Our strategy to develop and introduce new products and services exposes us to risks such as limited customer acceptance, costs
related to product defects and large expenditures that may not result in additional net revenue or could result in decreased net
revenue.
Rapid technological changes, as well as changes in customer requirements and preferences, characterize the software
industry. Just as the transition from mainframes to personal computers transformed the industry 30 years ago, we believe our
industry is undergoing a similar transition from the personal computer to cloud, mobile and social computing. Customers are
also reconsidering the manner in which they license software products, which requires us to constantly evaluate our business
model and strategy. In response, we are focused on providing solutions to enable our customers to be more agile and
collaborative on their projects. We are also developing consumer products for digital art, personal design and creativity, and
home design. We devote significant resources to the development of new technologies. In addition, we frequently introduce
new business models or methods that require a considerable investment of technical and financial resources such as an increase
in our portfolio of, and focus on, suites and, most recently, our introduction of flexible license and service offerings. We are
making such investments through further development and enhancement of our existing products and services, as well as
through acquisitions of new product lines.
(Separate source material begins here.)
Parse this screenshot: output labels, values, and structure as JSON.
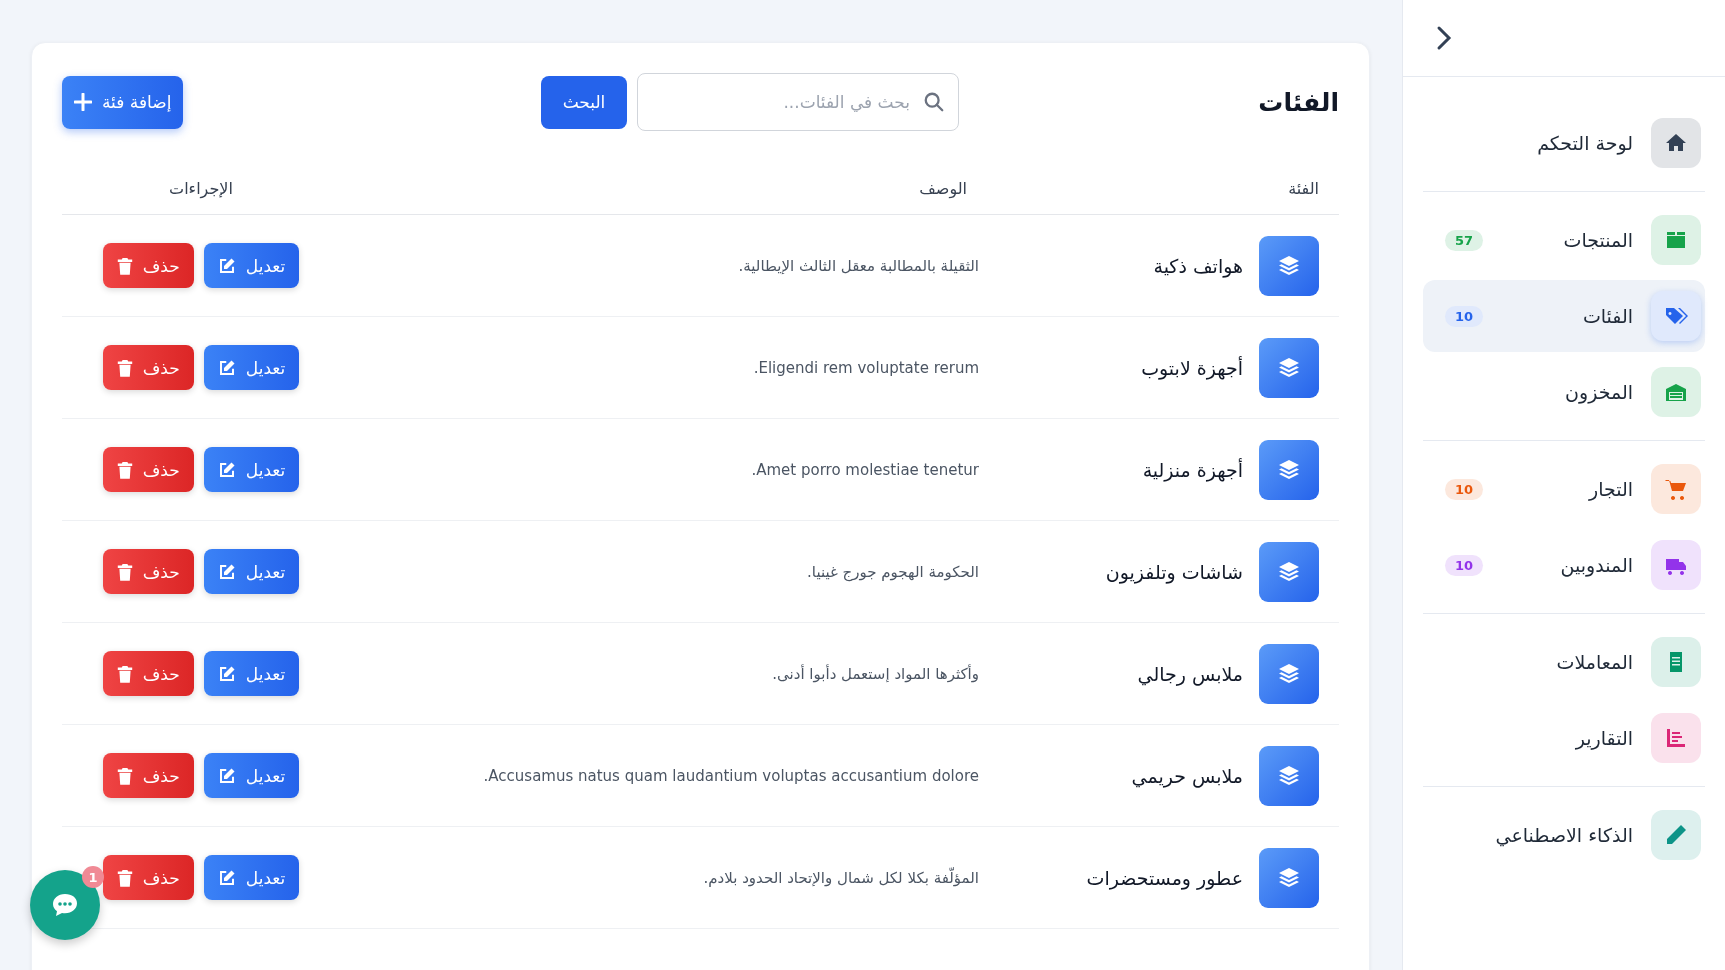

Such investments may not result in sufficient revenue generation to justify their costs
and could result in decreased net revenue. If we are not able to meet customer requirements, either with respect to our software
products or the manner in which we provide such products, or if we are not able to adapt our business model to meet our
customers' requirements, our business, financial condition or results of operations may be adversely impacted.
In particular, a critical component of our growth strategy is to have customers of our AutoCAD and AutoCAD LT
products expand their portfolios to include our suites and cloud-based services. Over time, we aim to migrate customers using
standalone Autodesk products to expand their portfolio with our suites and cloud-based offerings. At times, sales of licenses of
our AutoCAD and AutoCAD LT or standalone Autodesk flagship products have decreased without a corresponding increase in
suites product or cloud-based services revenue or without purchases of customer seats to our suites. Should this continue, our
results of operations will be adversely affected. Also, adoption of our cloud and mobile computing offerings and changes in the
delivery of our software and services to our customers, such as desktop subscription (formally referred to as rental) offerings,
will change the way in which we recognize revenue relating to our software and services, with a potential negative impact on
our financial performance. The accounting impact of these offerings and other business decisions are expected to result in an
increase in the percentage of our ratable revenue, as well as recurring revenue, making for a more predictable business over
time, while correspondingly reducing our upfront perpetual revenue stream. Additionally, the software products we offer are
complex, and despite extensive testing and quality control, may contain errors or defects. These errors or defects could result in
the need for corrective releases to our software products, damage to our reputation, loss of revenue, an increase in product
returns or lack of market acceptance of our products, any of which would likely harm our business.